CAP is a state-driven protocol for ensuring deterministic agent execution, offering a safer alternative to unstructured ReAct loops. It defines the wire contract between AI agents and the Cordum control plane.

A distributed, open-source wire contract for AI agent job lifecycle. Protocol-first via protobuf. Standardized envelopes, typed payloads, and opaque pointers — so schedulers, workers, orchestrators, and gateways can interoperate without custom glue.

Core Principles
Protocol-First

Defined via protobuf contracts. These pages define semantics and required behavior for compatibility. Language-agnostic by design.

Payload Off the Bus

Large data stays in external memory. Only opaque pointers travel on the wire, keeping the bus fast and messages small.

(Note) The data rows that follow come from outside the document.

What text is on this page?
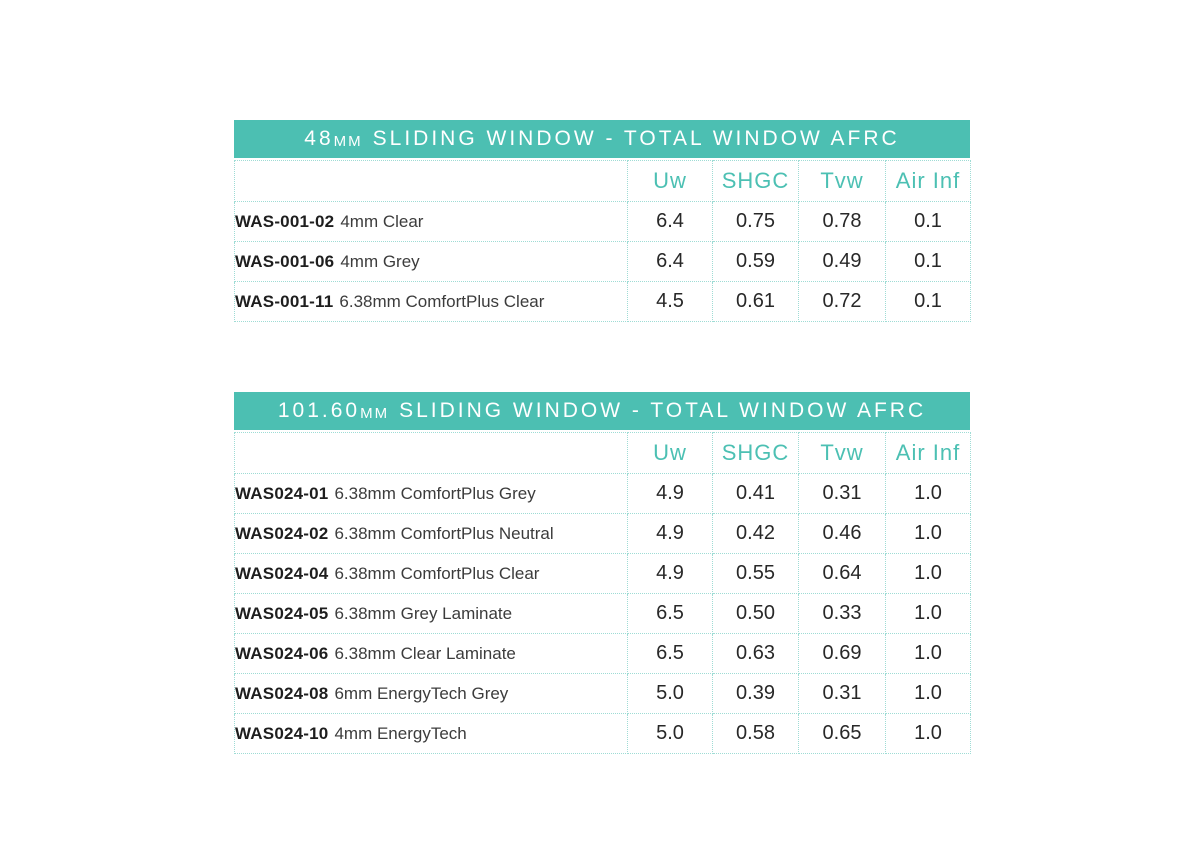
48 MM SLIDING WINDOW - TOTAL WINDOW AFRC
	Uw	SHGC	Tvw	Air Inf
WAS-001-02 4mm Clear	6.4	0.75	0.78	0.1
WAS-001-06 4mm Grey	6.4	0.59	0.49	0.1
WAS-001-11 6.38mm ComfortPlus Clear	4.5	0.61	0.72	0.1
101.60 MM SLIDING WINDOW - TOTAL WINDOW AFRC
	Uw	SHGC	Tvw	Air Inf
WAS024-01 6.38mm ComfortPlus Grey	4.9	0.41	0.31	1.0
WAS024-02 6.38mm ComfortPlus Neutral	4.9	0.42	0.46	1.0
WAS024-04 6.38mm ComfortPlus Clear	4.9	0.55	0.64	1.0
WAS024-05 6.38mm Grey Laminate	6.5	0.50	0.33	1.0
WAS024-06 6.38mm Clear Laminate	6.5	0.63	0.69	1.0
WAS024-08 6mm EnergyTech Grey	5.0	0.39	0.31	1.0
WAS024-10 4mm EnergyTech	5.0	0.58	0.65	1.0
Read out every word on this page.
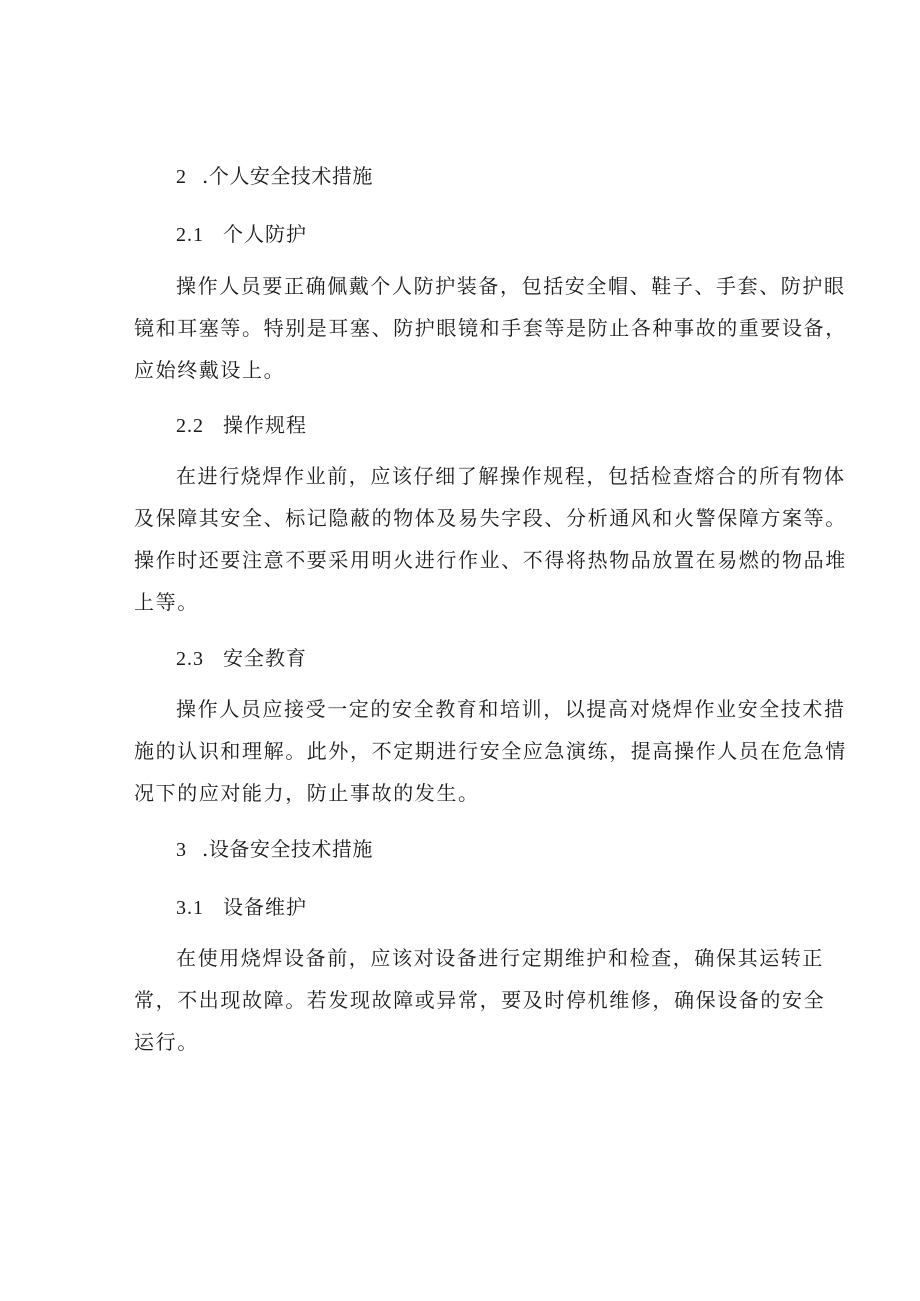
2 .个人安全技术措施
2.1 个人防护
操作人员要正确佩戴个人防护装备，包括安全帽、鞋子、手套、防护眼
镜和耳塞等。特别是耳塞、防护眼镜和手套等是防止各种事故的重要设备，
应始终戴设上。
2.2 操作规程
在进行烧焊作业前，应该仔细了解操作规程，包括检查熔合的所有物体
及保障其安全、标记隐蔽的物体及易失字段、分析通风和火警保障方案等。
操作时还要注意不要采用明火进行作业、不得将热物品放置在易燃的物品堆
上等。
2.3 安全教育
操作人员应接受一定的安全教育和培训，以提高对烧焊作业安全技术措
施的认识和理解。此外，不定期进行安全应急演练，提高操作人员在危急情
况下的应对能力，防止事故的发生。
3 .设备安全技术措施
3.1 设备维护
在使用烧焊设备前，应该对设备进行定期维护和检查，确保其运转正
常，不出现故障。若发现故障或异常，要及时停机维修，确保设备的安全
运行。
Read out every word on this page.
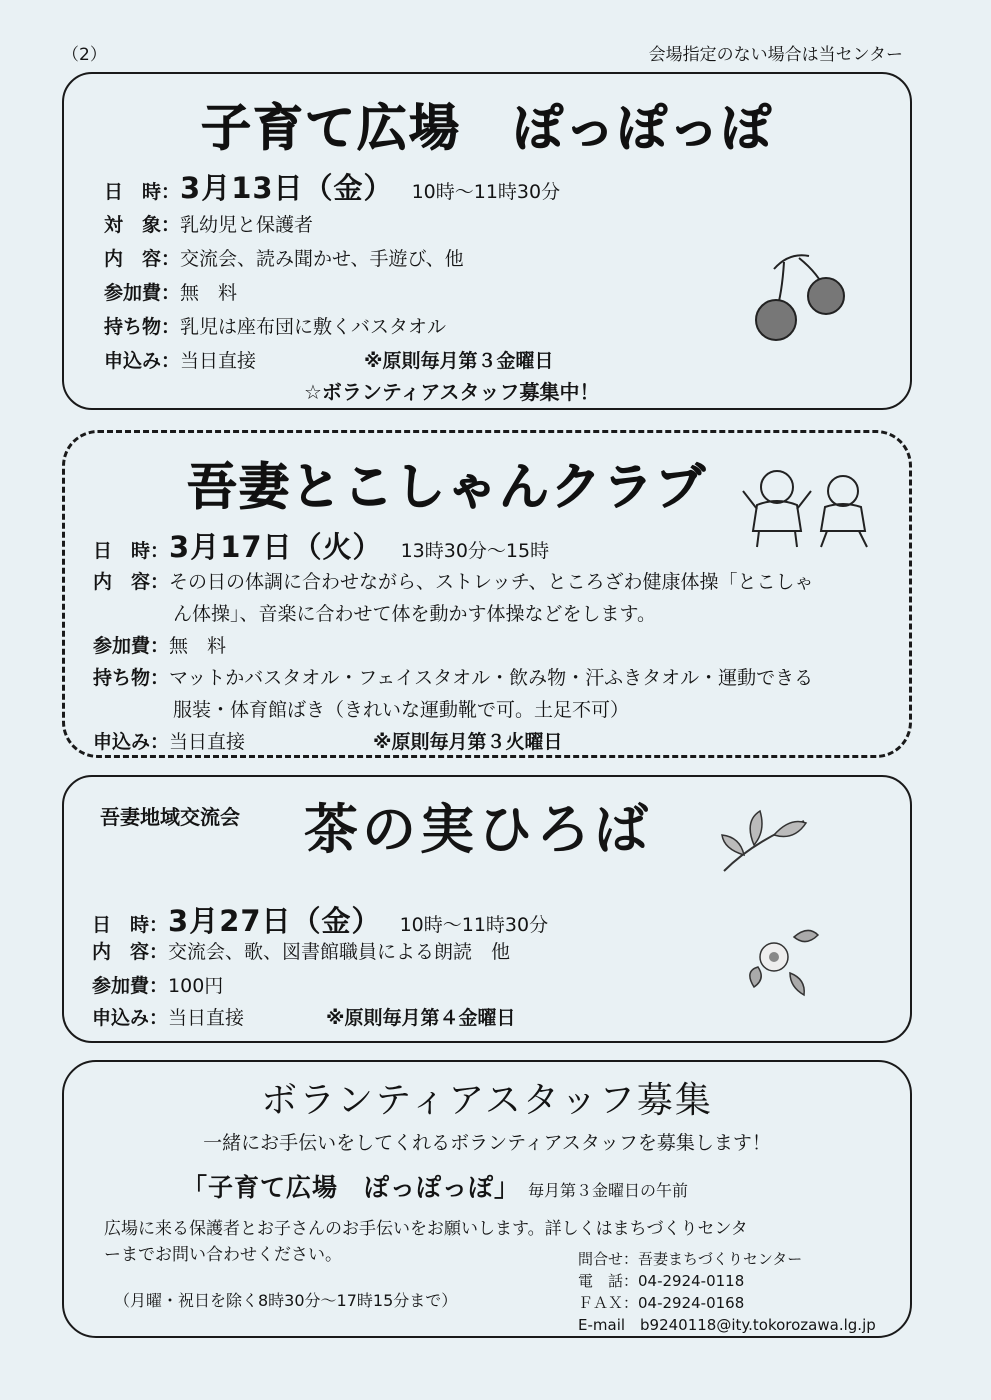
（2）	会場指定のない場合は当センター
子育て広場　ぽっぽっぽ
日　時：3月13日（金） 10時～11時30分
対　象：乳幼児と保護者
内　容：交流会、読み聞かせ、手遊び、他
参加費：無　料
持ち物：乳児は座布団に敷くバスタオル
申込み：当日直接	※原則毎月第３金曜日
☆ボランティアスタッフ募集中！
吾妻とこしゃんクラブ
日　時：3月17日（火） 13時30分～15時
内　容：その日の体調に合わせながら、ストレッチ、ところざわ健康体操「とこしゃ
ん体操」、音楽に合わせて体を動かす体操などをします。
参加費：無　料
持ち物：マットかバスタオル・フェイスタオル・飲み物・汗ふきタオル・運動できる
服装・体育館ばき（きれいな運動靴で可。土足不可）
申込み：当日直接	※原則毎月第３火曜日
吾妻地域交流会 茶の実ひろば
日　時：3月27日（金） 10時～11時30分
内　容：交流会、歌、図書館職員による朗読　他
参加費：100円
申込み：当日直接	※原則毎月第４金曜日
ボランティアスタッフ募集
一緒にお手伝いをしてくれるボランティアスタッフを募集します！
「子育て広場　ぽっぽっぽ」 毎月第３金曜日の午前
広場に来る保護者とお子さんのお手伝いをお願いします。詳しくはまちづくりセンタ
ーまでお問い合わせください。
（月曜・祝日を除く8時30分～17時15分まで）
問合せ：吾妻まちづくりセンター
電　話：04-2924-0118
ＦＡＸ：04-2924-0168
E-mail　b9240118@ity.tokorozawa.lg.jp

Safety as First-Class Hook

Every job is evaluated by the Safety Kernel before dispatch. Policy enforcement is built into the protocol, not bolted on after the fact.

Transport Agnostic

Works with NATS (primary), Kafka, or any pub/sub with subjects and queue groups. The protocol defines semantics, not transport.

Envelope

BusPacket

All CAP traffic is wrapped in a BusPacket envelope. It provides tracing, sender identity, and protocol negotiation around a single typed payload.

buspacket.proto
message BusPacket {
  string trace_id = 1;
  string sender_id = 2;
  google.protobuf.Timestamp created_at = 3;
  int32 protocol_version = 4;

  oneof payload {
    JobRequest  job_request  = 10;
    JobResult   job_result   = 11;
    Heartbeat   heartbeat    = 12;
    JobProgress job_progress = 13;
    JobCancel   job_cancel   = 14;
    SystemAlert system_alert = 15;
  }

  bytes signature = 99; // optional digital signature
}

Required Fields

  • trace_idCorrelates all packets for a request or workflow
  • sender_idStable identifier for the emitting component
  • created_atTimestamp of emission (UTC)
  • protocol_versionCAP wire version for negotiation
  • payloadExactly one of the six typed message types
  • signatureOptional digital signature for authenticity
Message Types
JobRequest

Job submission with job_id, topic, priority, context_ptr, budget, meta (capability, risk_tags, requires), and compensation template.

JobResult

Job completion with job_id, status, result_ptr, worker_id, execution_ms, error_code, and artifact_ptrs.

Heartbeat

Worker liveness with worker_id, region, type, cpu/gpu load, active_jobs, capabilities, pool, and max_parallel_jobs.

JobProgress

Checkpoint with percent complete, message, and partial result_ptr for long-running tasks.

JobCancel

Cancellation signal with reason and requested_by for graceful job termination.

SystemAlert

Alerts with level, message, component, and code for operational monitoring.

Job Metadata

Structured Identity and Routing

Every JobRequest carries structured metadata for policy evaluation, routing, and observability:

  • tenant_id — Multi-tenancy isolation
  • actor_id — Human or service actor
  • capability — Semantic action label (e.g., "sre.patch.apply")
  • risk_tags — Policy hints (prod, write, network, secrets)
  • requires — Capabilities for routing (kubectl, GPU, network)
  • pack_id — Originating pack for observability
  • idempotency_key — Dedupe key for retries
  • labels — Free-form routing and observability hints
Pointer System

Payloads Stay Off the Bus

CAP keeps large payloads off the bus by referencing external memory through opaque URI pointers. Pointers are stable and immutable for the lifetime of the job.

context_ptr

Location of input payload written by the gateway or client.

redis://ctx/job-123
result_ptr

Location of output payload written by the worker.

redis://res/job-123
redacted_context_ptr

Sanitized input produced by the Safety Kernel on deny or throttle.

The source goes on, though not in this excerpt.